Health I.T. is policies designed to promote the use of information technology in health care [4]. Two studies have conducted this strategy. The first research made the initial innovation utilized a digital diabetes preventive program. The digital D.P.P. (diabetes prevention program) population's total health care expenditure decreased in one year.
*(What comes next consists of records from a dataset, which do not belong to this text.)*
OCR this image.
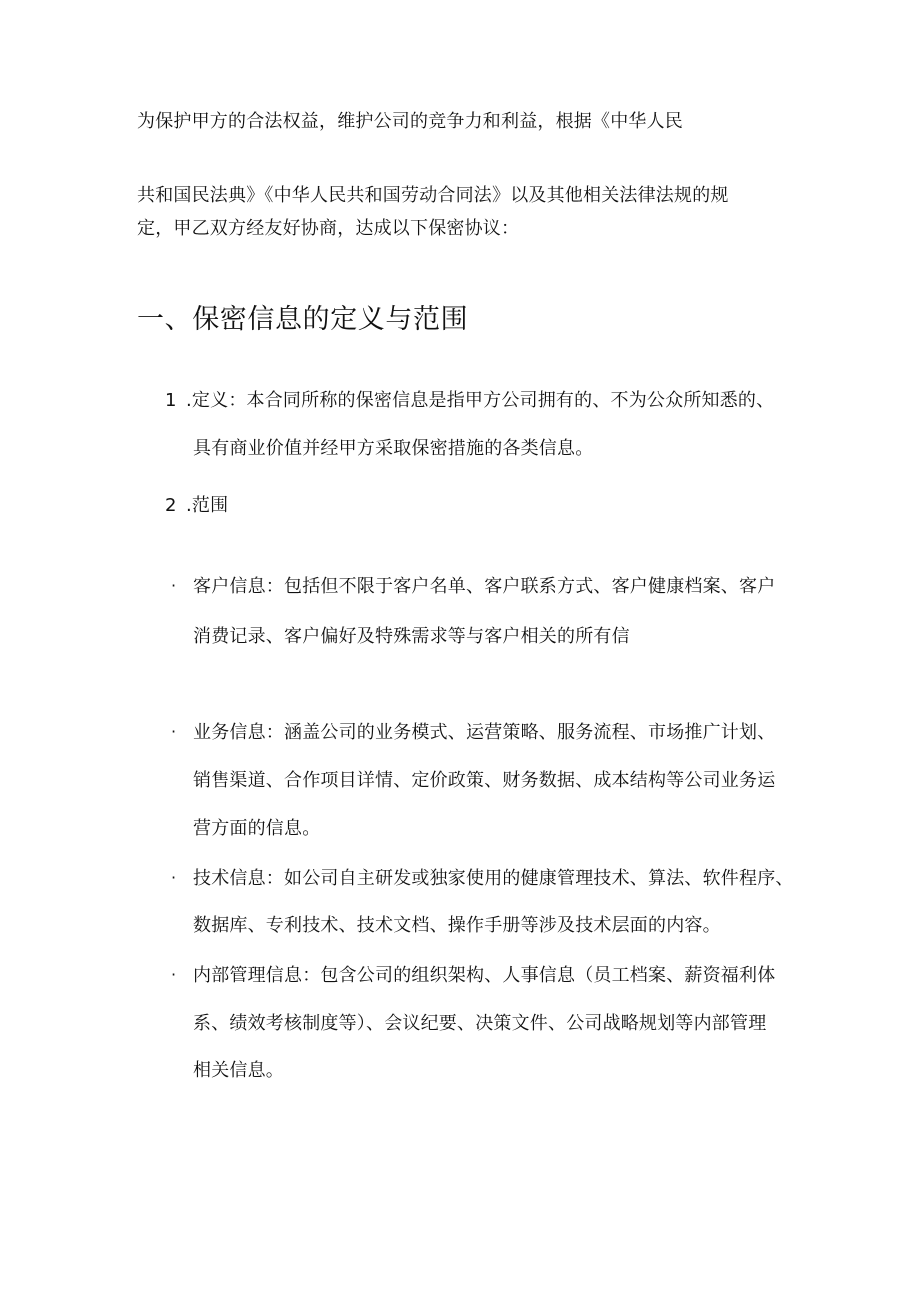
为保护甲方的合法权益，维护公司的竞争力和利益，根据《中华人民
共和国民法典》《中华人民共和国劳动合同法》以及其他相关法律法规的规
定，甲乙双方经友好协商，达成以下保密协议：
一、保密信息的定义与范围
1 .定义：本合同所称的保密信息是指甲方公司拥有的、不为公众所知悉的、
具有商业价值并经甲方采取保密措施的各类信息。
2 .范围
· 客户信息：包括但不限于客户名单、客户联系方式、客户健康档案、客户
消费记录、客户偏好及特殊需求等与客户相关的所有信
· 业务信息：涵盖公司的业务模式、运营策略、服务流程、市场推广计划、
销售渠道、合作项目详情、定价政策、财务数据、成本结构等公司业务运
营方面的信息。
· 技术信息：如公司自主研发或独家使用的健康管理技术、算法、软件程序、
数据库、专利技术、技术文档、操作手册等涉及技术层面的内容。
· 内部管理信息：包含公司的组织架构、人事信息（员工档案、薪资福利体
系、绩效考核制度等）、会议纪要、决策文件、公司战略规划等内部管理
相关信息。
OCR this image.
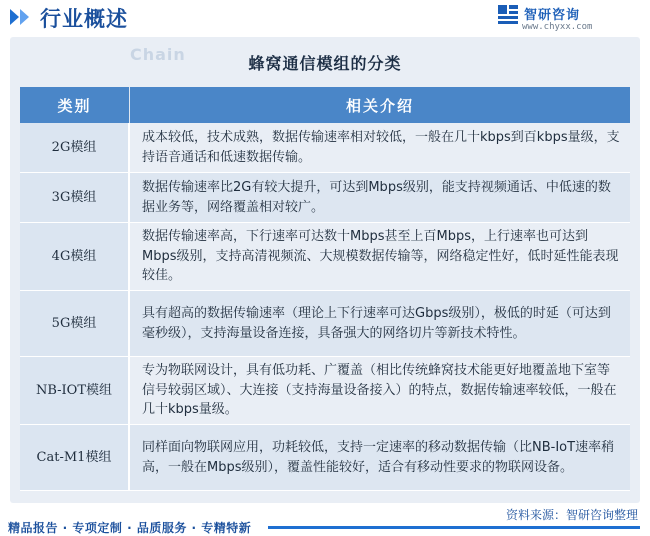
行业概述	智研咨询
www.chyxx.com
Chain	蜂窝通信模组的分类
类别	相关介绍
2G模组	成本较低，技术成熟，数据传输速率相对较低，一般在几十kbps到百kbps量级，支持语音通话和低速数据传输。
3G模组	数据传输速率比2G有较大提升，可达到Mbps级别，能支持视频通话、中低速的数据业务等，网络覆盖相对较广。
4G模组	数据传输速率高，下行速率可达数十Mbps甚至上百Mbps，上行速率也可达到Mbps级别，支持高清视频流、大规模数据传输等，网络稳定性好，低时延性能表现较佳。
5G模组	具有超高的数据传输速率（理论上下行速率可达Gbps级别），极低的时延（可达到毫秒级），支持海量设备连接，具备强大的网络切片等新技术特性。
NB-IOT模组	专为物联网设计，具有低功耗、广覆盖（相比传统蜂窝技术能更好地覆盖地下室等信号较弱区域）、大连接（支持海量设备接入）的特点，数据传输速率较低，一般在几十kbps量级。
Cat-M1模组	同样面向物联网应用，功耗较低，支持一定速率的移动数据传输（比NB-IoT速率稍高，一般在Mbps级别），覆盖性能较好，适合有移动性要求的物联网设备。
资料来源：智研咨询整理
精品报告 · 专项定制 · 品质服务 · 专精特新
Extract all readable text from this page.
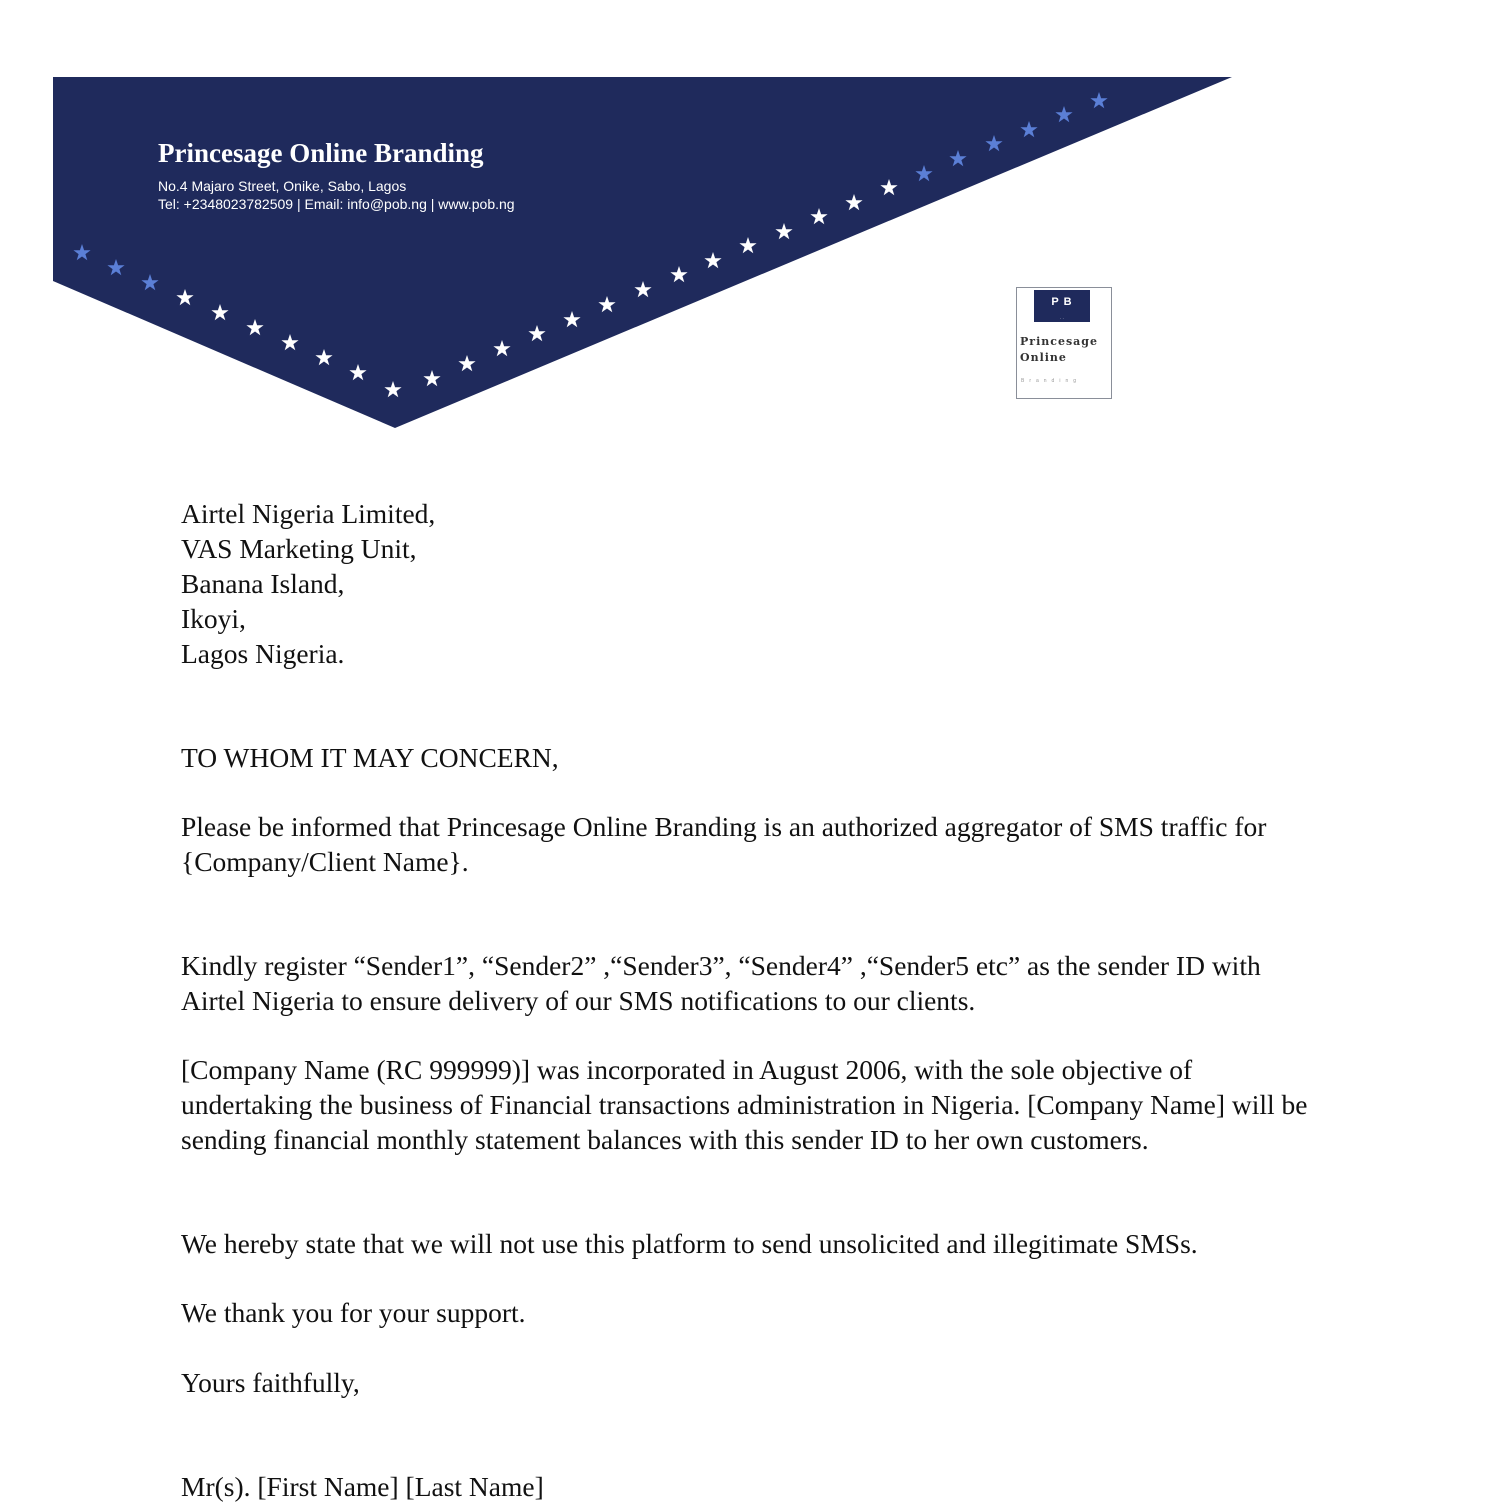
Princesage Online Branding
No.4 Majaro Street, Onike, Sabo, Lagos
Tel: +2348023782509 | Email: info@pob.ng | www.pob.ng
P B
· ·
Princesage
Online
Branding
Airtel Nigeria Limited,
VAS Marketing Unit,
Banana Island,
Ikoyi,
Lagos Nigeria.
TO WHOM IT MAY CONCERN,
Please be informed that Princesage Online Branding is an authorized aggregator of SMS traffic for {Company/Client Name}.
Kindly register “Sender1”, “Sender2” ,“Sender3”, “Sender4” ,“Sender5 etc” as the sender ID with Airtel Nigeria to ensure delivery of our SMS notifications to our clients.
[Company Name (RC 999999)] was incorporated in August 2006, with the sole objective of undertaking the business of Financial transactions administration in Nigeria. [Company Name] will be sending financial monthly statement balances with this sender ID to her own customers.
We hereby state that we will not use this platform to send unsolicited and illegitimate SMSs.
We thank you for your support.
Yours faithfully,
Mr(s). [First Name] [Last Name]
Fewer hospital admissions and shorter lengths of stay drove cost savings (P 0.001) [12]. The second one included computerized warnings regarding pharmaceutical prices. It helps alter prescribing patterns to suggest a low-cost therapeutic option. Comparing pre to post-application, the application decreased the use of costly medications. The use of metered dose inhalers containing ipratropium hydrofluoroalkane and fluticasone hydrofluoroalkane decreased by 29 percent and 62 percent, respectively (P .001 for both). A 71% decrease in intravenous chlorothiazide was observed (P < .001) computerized medication cost alerts that recommend a lower-cost therapeutic alternative are effective in changing prescribing practices [7].

Conclusion

We collected evidence on cost-containment strategies in pharmacy and included 28 original studies and reviews evaluating 14 different cost-containment strategies. We compared policy evaluations to policies identified in the literature. The existing evidence shows that cost containment strategies vary significantly between policies. We summarised the available evidence, providing a broad overview of the literature on cost-containment strategies. Most research was performed on price limits, followed by reducing overtreatment and drug waste. The drug waste method shown to have the most cost reduction was followed by tendering and reducing overtreatment. Policymakers aiming to contain costs should resort to these policies to maximize their chances of success.

Acknowledgments: None

Conflict of interest: None

Financial support: This work was supported by The Ministry of Education, Culture, Research, and Technology of Republic Indonesia through the PDD program contract number: 1869/UN1/DITLIT/Dit-Lit/PT.01.03/2022.